- Directed by: Herbert I. Leeds
- Written by: Brett Halliday (characters)
- Screenplay by: Clarence Upson Young
- Based on: The High Window 1942 novel by Raymond Chandler
- Produced by: Sol M. Wurtzel
- Starring: Lloyd Nolan Heather Angel
- Cinematography: Charles Clarke
- Edited by: Alfred Day
- Music by: Emil Newman; Cyril J. Mockridge (uncredited); David Raksin (uncredited);
- Production company: 20th Century-Fox
- Distributed by: 20th Century-Fox
- Release dates: December 24, 1942 (New York City); January 22, 1943 (United States);
- Running time: 61 minutes
- Country: United States
- Language: English

= Time to Kill (1942 film) =

American 1942 film

Time to Kill is a 1942 American mystery film directed by Herbert I. Leeds. It is the first screen adaptation of Raymond Chandler's novel The High Window, which was remade five years later as The Brasher Doubloon. The detective was changed from Philip Marlowe to Michael Shayne for this version, with Lloyd Nolan playing the part and Heather Angel in a rare turn as leading lady. It is also the final Michael Shayne film starring Lloyd Nolan made at Fox, who closed down their popular B movie unit which included Mr.

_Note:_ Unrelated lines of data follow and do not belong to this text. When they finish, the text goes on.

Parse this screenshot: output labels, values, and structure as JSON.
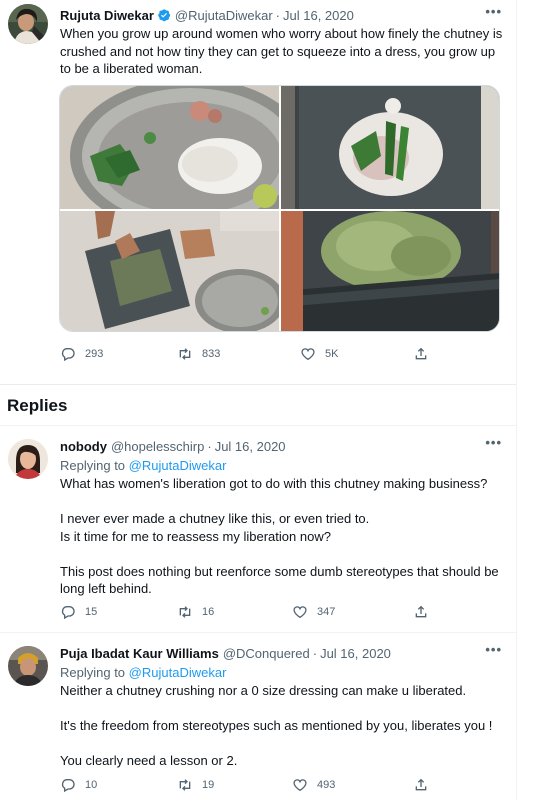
{
  "main_tweet": {
    "name": "Rujuta Diwekar",
    "handle": "@RujutaDiwekar",
    "date": "Jul 16, 2020",
    "text": "When you grow up around women who worry about how finely the chutney is crushed and not how tiny they can get to squeeze into a dress, you grow up to be a liberated woman.",
    "more": "•••",
    "replies_count": "293",
    "retweets_count": "833",
    "likes_count": "5K",
    "verified_color": "#1d9bf0"
  },
  "replies_section": {
    "heading": "Replies"
  },
  "replies": [
    {
      "name": "nobody",
      "handle": "@hopelesschirp",
      "date": "Jul 16, 2020",
      "more": "•••",
      "replying_prefix": "Replying to",
      "replying_to": "@RujutaDiwekar",
      "paragraphs": [
        "What has women's liberation got to do with this chutney making business?",
        "I never ever made a chutney like this, or even tried to.",
        "Is it time for me to reassess my liberation now?",
        "This post does nothing but reenforce some dumb stereotypes that should be long left behind."
      ],
      "replies_count": "15",
      "retweets_count": "16",
      "likes_count": "347"
    },
    {
      "name": "Puja Ibadat Kaur Williams",
      "handle": "@DConquered",
      "date": "Jul 16, 2020",
      "more": "•••",
      "replying_prefix": "Replying to",
      "replying_to": "@RujutaDiwekar",
      "paragraphs": [
        "Neither a chutney crushing nor a 0 size dressing can make u liberated.",
        "It's the freedom from stereotypes such as mentioned by you, liberates you !",
        "You clearly need a lesson or 2."
      ],
      "replies_count": "10",
      "retweets_count": "19",
      "likes_count": "493"
    }
  ],
  "icons": {
    "reply": "reply-icon",
    "retweet": "retweet-icon",
    "like": "heart-icon",
    "share": "share-icon",
    "verified": "verified-badge-icon"
  }
}
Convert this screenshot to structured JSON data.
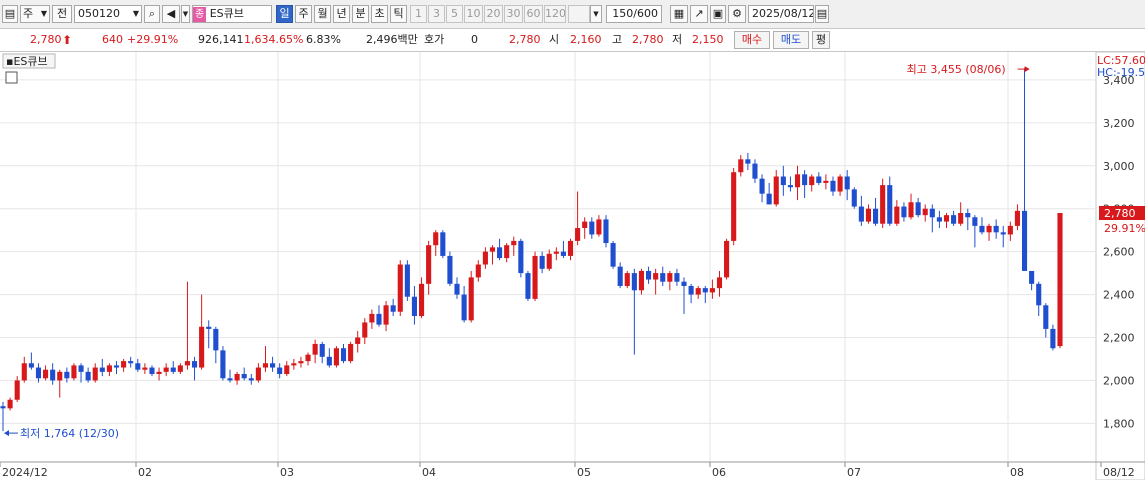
{
  "toolbar": {
    "period_label": "주",
    "prev_label": "전",
    "code": "050120",
    "badge": "종",
    "stock_name": "ES큐브",
    "period_buttons": [
      "일",
      "주",
      "월",
      "년",
      "분",
      "초",
      "틱"
    ],
    "interval_buttons": [
      "1",
      "3",
      "5",
      "10",
      "20",
      "30",
      "60",
      "120"
    ],
    "count": "150/600",
    "date": "2025/08/12"
  },
  "quote": {
    "price": "2,780",
    "change": "640",
    "change_pct": "+29.91%",
    "volume": "926,141",
    "volume_pct": "1,634.65%",
    "turnover": "6.83%",
    "amount": "2,496백만",
    "hoga_label": "호가",
    "hoga_value": "0",
    "hoga_price": "2,780",
    "open_label": "시",
    "open": "2,160",
    "high_label": "고",
    "high": "2,780",
    "low_label": "저",
    "low": "2,150",
    "buy_label": "매수",
    "sell_label": "매도",
    "eval_label": "평"
  },
  "colors": {
    "up": "#d7191c",
    "down": "#1f4fcf",
    "grid": "#e6e6e6",
    "toolbar_bg": "#f0f0f0"
  },
  "chart_data": {
    "type": "candlestick",
    "title": "ES큐브",
    "ylim": [
      1700,
      3500
    ],
    "y_ticks": [
      "1,800",
      "2,000",
      "2,200",
      "2,400",
      "2,600",
      "2,800",
      "3,000",
      "3,200",
      "3,400"
    ],
    "x_ticks": [
      "2024/12",
      "02",
      "03",
      "04",
      "05",
      "06",
      "07",
      "08",
      "08/12"
    ],
    "annotations": {
      "high": "최고 3,455 (08/06)",
      "low": "최저 1,764 (12/30)",
      "lc": "LC:57.60",
      "hc": "HC:-19.5",
      "last_price": "2,780",
      "last_pct": "29.91%"
    },
    "candles": [
      [
        1880,
        1900,
        1764,
        1870
      ],
      [
        1870,
        1920,
        1860,
        1910
      ],
      [
        1910,
        2020,
        1900,
        2000
      ],
      [
        2000,
        2110,
        1990,
        2080
      ],
      [
        2080,
        2130,
        2050,
        2060
      ],
      [
        2060,
        2080,
        1990,
        2010
      ],
      [
        2010,
        2070,
        2000,
        2050
      ],
      [
        2050,
        2080,
        1980,
        2000
      ],
      [
        2000,
        2050,
        1920,
        2040
      ],
      [
        2040,
        2060,
        1990,
        2010
      ],
      [
        2010,
        2080,
        2000,
        2070
      ],
      [
        2070,
        2080,
        1990,
        2040
      ],
      [
        2040,
        2060,
        1990,
        2000
      ],
      [
        2000,
        2080,
        1990,
        2060
      ],
      [
        2060,
        2100,
        2020,
        2040
      ],
      [
        2040,
        2080,
        2020,
        2070
      ],
      [
        2070,
        2090,
        2030,
        2060
      ],
      [
        2060,
        2100,
        2040,
        2090
      ],
      [
        2090,
        2110,
        2060,
        2080
      ],
      [
        2080,
        2100,
        2040,
        2050
      ],
      [
        2050,
        2080,
        2030,
        2060
      ],
      [
        2060,
        2070,
        2020,
        2030
      ],
      [
        2030,
        2060,
        2000,
        2040
      ],
      [
        2040,
        2080,
        2020,
        2060
      ],
      [
        2060,
        2090,
        2030,
        2040
      ],
      [
        2040,
        2080,
        2030,
        2070
      ],
      [
        2070,
        2460,
        2050,
        2090
      ],
      [
        2090,
        2110,
        2000,
        2060
      ],
      [
        2060,
        2400,
        2050,
        2250
      ],
      [
        2250,
        2280,
        2150,
        2240
      ],
      [
        2240,
        2250,
        2080,
        2140
      ],
      [
        2140,
        2160,
        2000,
        2010
      ],
      [
        2010,
        2050,
        1990,
        2000
      ],
      [
        2000,
        2040,
        1980,
        2030
      ],
      [
        2030,
        2060,
        2000,
        2010
      ],
      [
        2010,
        2030,
        1980,
        2000
      ],
      [
        2000,
        2080,
        1990,
        2060
      ],
      [
        2060,
        2160,
        2040,
        2080
      ],
      [
        2080,
        2110,
        2040,
        2060
      ],
      [
        2060,
        2080,
        2010,
        2030
      ],
      [
        2030,
        2090,
        2020,
        2070
      ],
      [
        2070,
        2100,
        2050,
        2080
      ],
      [
        2080,
        2110,
        2060,
        2090
      ],
      [
        2090,
        2130,
        2070,
        2120
      ],
      [
        2120,
        2190,
        2080,
        2170
      ],
      [
        2170,
        2180,
        2080,
        2110
      ],
      [
        2110,
        2150,
        2060,
        2070
      ],
      [
        2070,
        2160,
        2060,
        2150
      ],
      [
        2150,
        2170,
        2080,
        2090
      ],
      [
        2090,
        2180,
        2080,
        2170
      ],
      [
        2170,
        2230,
        2130,
        2200
      ],
      [
        2200,
        2290,
        2170,
        2270
      ],
      [
        2270,
        2330,
        2240,
        2310
      ],
      [
        2310,
        2350,
        2250,
        2260
      ],
      [
        2260,
        2370,
        2230,
        2350
      ],
      [
        2350,
        2380,
        2300,
        2320
      ],
      [
        2320,
        2560,
        2300,
        2540
      ],
      [
        2540,
        2560,
        2370,
        2390
      ],
      [
        2390,
        2440,
        2260,
        2300
      ],
      [
        2300,
        2480,
        2290,
        2450
      ],
      [
        2450,
        2650,
        2400,
        2630
      ],
      [
        2630,
        2700,
        2580,
        2690
      ],
      [
        2690,
        2700,
        2570,
        2580
      ],
      [
        2580,
        2600,
        2440,
        2450
      ],
      [
        2450,
        2480,
        2380,
        2400
      ],
      [
        2400,
        2440,
        2270,
        2280
      ],
      [
        2280,
        2510,
        2270,
        2480
      ],
      [
        2480,
        2560,
        2460,
        2540
      ],
      [
        2540,
        2620,
        2520,
        2600
      ],
      [
        2600,
        2630,
        2540,
        2620
      ],
      [
        2620,
        2660,
        2560,
        2570
      ],
      [
        2570,
        2640,
        2550,
        2630
      ],
      [
        2630,
        2670,
        2580,
        2650
      ],
      [
        2650,
        2660,
        2480,
        2500
      ],
      [
        2500,
        2510,
        2370,
        2380
      ],
      [
        2380,
        2600,
        2370,
        2580
      ],
      [
        2580,
        2600,
        2500,
        2520
      ],
      [
        2520,
        2610,
        2510,
        2590
      ],
      [
        2590,
        2620,
        2560,
        2600
      ],
      [
        2600,
        2650,
        2570,
        2580
      ],
      [
        2580,
        2660,
        2560,
        2650
      ],
      [
        2650,
        2880,
        2630,
        2710
      ],
      [
        2710,
        2760,
        2660,
        2740
      ],
      [
        2740,
        2760,
        2660,
        2680
      ],
      [
        2680,
        2770,
        2670,
        2750
      ],
      [
        2750,
        2770,
        2620,
        2640
      ],
      [
        2640,
        2650,
        2520,
        2530
      ],
      [
        2530,
        2550,
        2430,
        2440
      ],
      [
        2440,
        2510,
        2430,
        2500
      ],
      [
        2500,
        2520,
        2120,
        2420
      ],
      [
        2420,
        2520,
        2400,
        2510
      ],
      [
        2510,
        2530,
        2450,
        2470
      ],
      [
        2470,
        2520,
        2400,
        2500
      ],
      [
        2500,
        2530,
        2440,
        2460
      ],
      [
        2460,
        2510,
        2420,
        2500
      ],
      [
        2500,
        2520,
        2440,
        2460
      ],
      [
        2460,
        2480,
        2310,
        2440
      ],
      [
        2440,
        2450,
        2360,
        2400
      ],
      [
        2400,
        2440,
        2380,
        2430
      ],
      [
        2430,
        2440,
        2360,
        2410
      ],
      [
        2410,
        2470,
        2380,
        2430
      ],
      [
        2430,
        2510,
        2390,
        2480
      ],
      [
        2480,
        2660,
        2470,
        2650
      ],
      [
        2650,
        2990,
        2630,
        2970
      ],
      [
        2970,
        3050,
        2950,
        3030
      ],
      [
        3030,
        3060,
        2980,
        3010
      ],
      [
        3010,
        3030,
        2920,
        2940
      ],
      [
        2940,
        2960,
        2830,
        2870
      ],
      [
        2870,
        2920,
        2820,
        2820
      ],
      [
        2820,
        2980,
        2810,
        2950
      ],
      [
        2950,
        3000,
        2860,
        2910
      ],
      [
        2910,
        2950,
        2880,
        2900
      ],
      [
        2900,
        3000,
        2840,
        2960
      ],
      [
        2960,
        2980,
        2850,
        2910
      ],
      [
        2910,
        2960,
        2880,
        2950
      ],
      [
        2950,
        2970,
        2910,
        2920
      ],
      [
        2920,
        2960,
        2890,
        2930
      ],
      [
        2930,
        2950,
        2860,
        2880
      ],
      [
        2880,
        2960,
        2860,
        2950
      ],
      [
        2950,
        2980,
        2840,
        2890
      ],
      [
        2890,
        2900,
        2800,
        2810
      ],
      [
        2810,
        2860,
        2720,
        2740
      ],
      [
        2740,
        2820,
        2730,
        2800
      ],
      [
        2800,
        2850,
        2720,
        2730
      ],
      [
        2730,
        2940,
        2710,
        2910
      ],
      [
        2910,
        2950,
        2720,
        2730
      ],
      [
        2730,
        2840,
        2720,
        2810
      ],
      [
        2810,
        2830,
        2740,
        2760
      ],
      [
        2760,
        2870,
        2750,
        2830
      ],
      [
        2830,
        2850,
        2760,
        2770
      ],
      [
        2770,
        2820,
        2740,
        2800
      ],
      [
        2800,
        2820,
        2690,
        2760
      ],
      [
        2760,
        2790,
        2710,
        2740
      ],
      [
        2740,
        2780,
        2710,
        2770
      ],
      [
        2770,
        2790,
        2720,
        2730
      ],
      [
        2730,
        2830,
        2720,
        2780
      ],
      [
        2780,
        2800,
        2700,
        2760
      ],
      [
        2760,
        2770,
        2620,
        2720
      ],
      [
        2720,
        2760,
        2680,
        2690
      ],
      [
        2690,
        2730,
        2650,
        2720
      ],
      [
        2720,
        2750,
        2660,
        2690
      ],
      [
        2690,
        2720,
        2620,
        2680
      ],
      [
        2680,
        2740,
        2650,
        2720
      ],
      [
        2720,
        2820,
        2700,
        2790
      ],
      [
        2790,
        3455,
        2560,
        2510
      ],
      [
        2510,
        2470,
        2420,
        2450
      ],
      [
        2450,
        2460,
        2300,
        2350
      ],
      [
        2350,
        2360,
        2200,
        2240
      ],
      [
        2240,
        2260,
        2140,
        2150
      ],
      [
        2160,
        2780,
        2150,
        2780
      ]
    ]
  }
}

Moto, Charlie Chan, and the Cisco Kid. In 1946 the series would be reborn at Producers Releasing Corporation with Hugh Beaumont taking over the role.

==Plot==
Private detective Michael Shayne is hired to retrieve a valuable antique coin that was stolen from a wealthy old dowager, Mrs. Murdock, She is convinced her daughter-in-law has stolen the coin but Shayne soon finds himself up to his ears in cover-ups, fights, blackmail and multiple murders. As he stumbles his way into and out of evidence, gangsters and romance he uncovers a gang of counterfeiters and a surfeit of phony coins.

==Cast==
In order of billing:
- Lloyd Nolan as Michael Shayne
- Heather Angel as Myrle Davis
- Doris Merrick as Linda Conquest Murdock
- Ralph Byrd as Lou Venter, bodyguard
- Richard Lane as Lt. Breeze
- Sheila Bromley as Lois Morny
- Morris Ankrum as Alexander Morny
- Ethel Griffies as Mrs. Murdock
- James Seay as Leslie Murdock
- Ted Hecht as George Anson Phillips
- William Pawley as Mr. Hensch
- Syd Saylor as The Mailman
- Lester Sharpe as Elisha Washburn
- Charles Williams as The Dentist
- LeRoy Mason as Rudolph, the headwaiter
- George Melford as Minor Role (uncredited)

==Production==
===Rights===
20th Century Fox bought Raymond Chandler's novel The High Window for $3,500. RKO Pictures purchased the rights to Chandler's 1940 novel Farewell, My Lovely and made 1944's Murder, My Sweet which would have the character of Philip Marlowe.

===Score===
David Raksin was uncredited for his work on Time to Kill although the book Film Composers in America : A Filmography, 1911-1970 credits him. Emil Newman is credited with the film score of Superior "Michael Shayne" thrillers: Murders surround theft of valuable coin.

===Screenplay===
Time to Kill was written by Clarence Upson Young, based on Raymond Chandler's novel The High Window. Brett Halliday wrote a series of books with Michael Shayne as the lead character whereas Chandler's was Philip Marlowe. 20th Century Fox was looking for detective film series after the success of Charlie Chan and Mr. Moto film series in 1940.

===Cinematography===
Time to Kills cinematographer was Charles Clarke.

==Reception==
===Critical response===
In 1978's The Detective in Hollywood by Jon Tuska claimed it "is in every way superior to the later remake, The Brasher Doubloon".